Luminosity of the Sun

Benjamin Moore’s BM 2159-50 is appropriately named “Wheatfield.” It is a “Naples Yellow” after-my-own-heart, and one that I am presently using in an overall interior wall color scheme! We can bring the luminosity of the sun inside a room!

Many Shades of Naples

There are various shades of Naples Yellow ranging from a greenish yellow to a pinkish/orange yellow. Often a range which includes Naples Yellow will also include either a Naples Yellow Deep or a Naples Yellow Light. “Les Cocquelicots dans le Champ de Ble”, Oil on Canvas, by Paula Griff McHugh This French farmer planted poppies in his wheat field for the sake of beauty, and for me to paint!

Radiant Outside or Inside

“Naples Yellow” makes a radiant indoor or outdoor hue. It is a perfect color with high reflectance, lightfastness and permanency ratings. (FYI – light reflectance rating is 7.4 out of 10, Lightfastness Rating is 1, and a Permanency Rating of Excellent.) Naples Yellow weaves in and out of art and design throughout history!

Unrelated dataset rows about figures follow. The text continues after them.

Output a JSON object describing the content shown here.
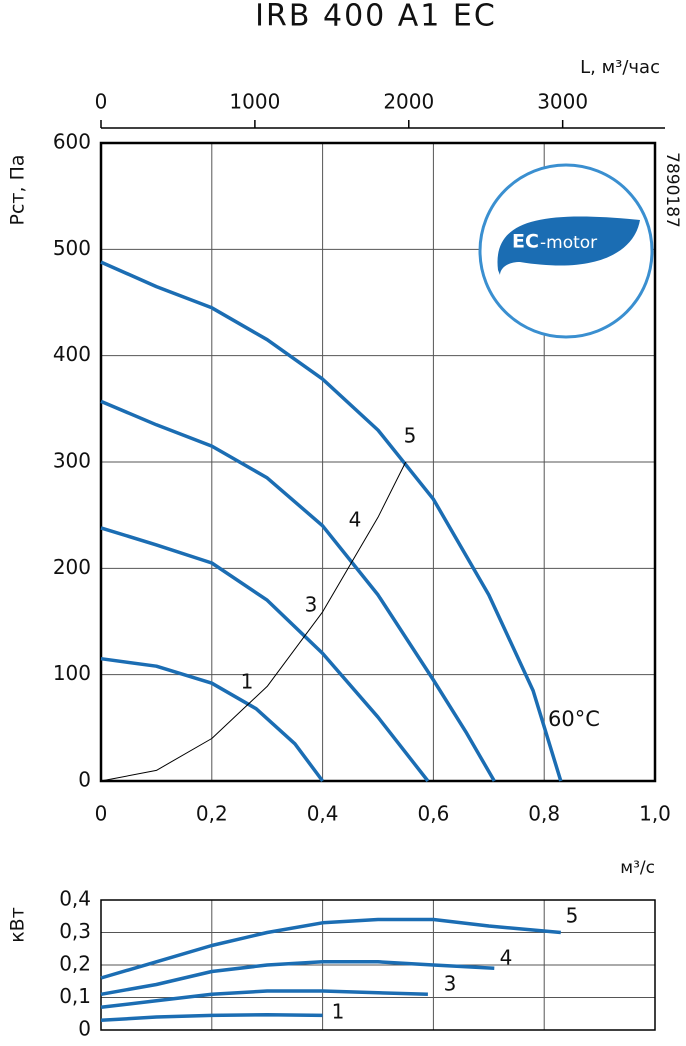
{
  "title": "IRB 400 A1 EC",
  "logo": [
    "EC",
    "-motor"
  ],
  "code": "7890187",
  "chart_data": [
    {
      "type": "line",
      "y_label": "Pст, Па",
      "x_label": "м³/с",
      "x2_label": "L, м³/час",
      "annotations": [
        "60°C"
      ],
      "xlim": [
        0,
        1.0
      ],
      "xticks": [
        0,
        {
          "value": 0.2,
          "label": "0,2"
        },
        {
          "value": 0.4,
          "label": "0,4"
        },
        {
          "value": 0.6,
          "label": "0,6"
        },
        {
          "value": 0.8,
          "label": "0,8"
        },
        {
          "value": 1.0,
          "label": "1,0"
        }
      ],
      "x2lim": [
        0,
        3600
      ],
      "x2ticks": [
        0,
        1000,
        2000,
        3000
      ],
      "ylim": [
        0,
        600
      ],
      "yticks": [
        0,
        100,
        200,
        300,
        400,
        500,
        600
      ],
      "grid": true,
      "series": [
        {
          "name": "1",
          "color": "#1b6db3",
          "x": [
            0,
            0.1,
            0.2,
            0.28,
            0.35,
            0.4
          ],
          "values": [
            115,
            108,
            92,
            68,
            35,
            0
          ]
        },
        {
          "name": "3",
          "color": "#1b6db3",
          "x": [
            0,
            0.1,
            0.2,
            0.3,
            0.4,
            0.5,
            0.59
          ],
          "values": [
            238,
            222,
            205,
            170,
            120,
            60,
            0
          ]
        },
        {
          "name": "4",
          "color": "#1b6db3",
          "x": [
            0,
            0.1,
            0.2,
            0.3,
            0.4,
            0.5,
            0.6,
            0.66,
            0.71
          ],
          "values": [
            357,
            335,
            315,
            285,
            240,
            175,
            95,
            45,
            0
          ]
        },
        {
          "name": "5",
          "color": "#1b6db3",
          "x": [
            0,
            0.1,
            0.2,
            0.3,
            0.4,
            0.5,
            0.6,
            0.7,
            0.78,
            0.83
          ],
          "values": [
            488,
            465,
            445,
            415,
            378,
            330,
            265,
            175,
            85,
            0
          ]
        },
        {
          "color": "#000000",
          "x": [
            0,
            0.1,
            0.2,
            0.3,
            0.4,
            0.5,
            0.55
          ],
          "values": [
            0,
            10,
            40,
            89,
            159,
            248,
            300
          ]
        }
      ]
    },
    {
      "type": "line",
      "y_label": "кВт",
      "xlim": [
        0,
        1.0
      ],
      "ylim": [
        0,
        0.4
      ],
      "yticks": [
        0,
        {
          "value": 0.1,
          "label": "0,1"
        },
        {
          "value": 0.2,
          "label": "0,2"
        },
        {
          "value": 0.3,
          "label": "0,3"
        },
        {
          "value": 0.4,
          "label": "0,4"
        }
      ],
      "xgrid": [
        0.2,
        0.4,
        0.6,
        0.8
      ],
      "grid": true,
      "series": [
        {
          "name": "1",
          "color": "#1b6db3",
          "x": [
            0,
            0.1,
            0.2,
            0.3,
            0.4
          ],
          "values": [
            0.03,
            0.04,
            0.045,
            0.047,
            0.045
          ]
        },
        {
          "name": "3",
          "color": "#1b6db3",
          "x": [
            0,
            0.1,
            0.2,
            0.3,
            0.4,
            0.59
          ],
          "values": [
            0.07,
            0.09,
            0.11,
            0.12,
            0.12,
            0.11
          ]
        },
        {
          "name": "4",
          "color": "#1b6db3",
          "x": [
            0,
            0.1,
            0.2,
            0.3,
            0.4,
            0.5,
            0.6,
            0.71
          ],
          "values": [
            0.11,
            0.14,
            0.18,
            0.2,
            0.21,
            0.21,
            0.2,
            0.19
          ]
        },
        {
          "name": "5",
          "color": "#1b6db3",
          "x": [
            0,
            0.1,
            0.2,
            0.3,
            0.4,
            0.5,
            0.6,
            0.7,
            0.83
          ],
          "values": [
            0.16,
            0.21,
            0.26,
            0.3,
            0.33,
            0.34,
            0.34,
            0.32,
            0.3
          ]
        }
      ]
    }
  ]
}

Art and Design through History

If ever there was a classic color Naples Yellow would be it. By it’s pigment name, lead antimoniateis a colorant with an outstanding quality of pale warmth and luminosity. Traced back to 1400 B.C, it was found as a natural deposit in the volcanic earth of Mount Vesuvious near Pompeii, 79 AD.

The Old Masters

This pigment can also be found under the name ‘jaune d’antimoine’ and was present in the palette of the Old Masters. To which I might add, – What’s good for Van Gogh is good-to-go upon my walls. Amazing color. “The Healing of the Cripple” fresco detail, by Masaccio 1425-27 , Cappella Brancacci frescoes

Breadth of Color

The luminosity and plasticity of oil colors replaced the use of egg, with walnut or linseed oil as media. Millet uses Naples Yellow to create the breadth of color in wheat fields! “The Gleaners, oil painting, by Jean-François Millet, completed in 1857.

In Interior Design

Naples Yellow pigment is exquisitely absorbed into the lime plaster walls of this Tuscan Villa, c.1870. By this time the color was used extensively in interior design. Naples Yellow is a lead-based pigment, and therefore highly toxic. Due to the toxicity, this hue has been artificially made since the 15th century and the name refers to a color rather than a chemical composition.

Villa Sbertoli, Tuscany, 1870 Love that Naples Yellow!